Today there was an opinion piece about Destiny over on Polygon. My history with Destiny is quite short. I picked it up not long after release and gave it a fair shake. It looked nice – not exactly glowing praise. Are there really any current gen AAA games you can’t say that about? The shooting mechanics were solid. The story was almost non-existent, and what little there was was wedged into a phone app rather than in the game. The gameplay got repetitive and boring real quick. Playing alone was dull. Playing with a friend (who outleveled me) was dull (and full of death). Loot grinds are dull. Plus, the number one strike against games for me right now – it doesn’t end. So I quit. This was not the game for me.

Anyway, one quote from this article made me kind of sad.

I’m like many of you in that I only have an hour, maybe two, of non-working game time every night. So I tend to play games that allow me to make some forward progress in that time. Diablo 3 was a perfect game for that rhythm, as you could play a little here and there and always gain a bit of level or some loot.

Destiny actively pushed players like me away with its endgame leveling scheme, which depended on an arcane “Light” system. You were completely reliant on random item drops to level up and, while there were certain things you could do to maximize your time, if you didn’t pull any good items in your evening of playing, you were sunk. The time was all but meaningless.

It felt like a grind that ended with a slot machine that would determine whether or not you wasted your time. It sucked, and it sucked hard.

I understand that things like gears and levels serve as both goals and rewards in games. However, shouldn’t the simple act of playing the game be something worth your time? Shouldn’t playing be fun? Fun might be a bit reductive – but it should be engaging, or entertaining, or thought-provoking, or interesting. If the time you spend with a game is only worthwhile if X happens (you get a piece of gear, you gain a level, you get an achievement, you win) but is considered a waste of time otherwise, is that a good game? Does it deserve your time?

Say you play for an hour. At the 58 minute mark you get a piece of gear. Whether it’s useful or not will certainly impact your enjoyment and mood for those last 2 minutes of the game. But what about the first 57 minutes, before the loot dropped. Were you enjoying yourself? If not, why are you playing?

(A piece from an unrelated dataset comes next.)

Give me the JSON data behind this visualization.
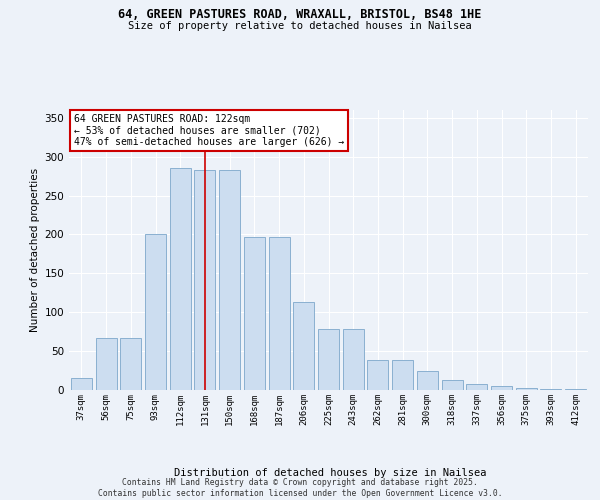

My thoughts on this have evolved over the years. I can think of many, many times in World of Warcraft where I spent hours in a raid and was just miserable the whole time (heroic Garrosh springs to mind). These times weren’t contained to a certain tier or xpac, there were lots times I spent in WoW that were unequivocally NOT FUN. But I did them for some larger goal – an achievement, a boss kill, a better arena ranking.

Now I’ve come to a point where if I were to play a game for 2 hours and consider my time wasted I don’t think I’d be going back to that game. Life’s short. There are a lot of games to play.

What do you think? Is it worth it to power through uninteresting gameplay, to do things you consider a waste of time, in search of some bigger in-game goal? The more work you put in, the better the “win” will feel? Or do you think games should always be fun (or at least interesting) to you in some way?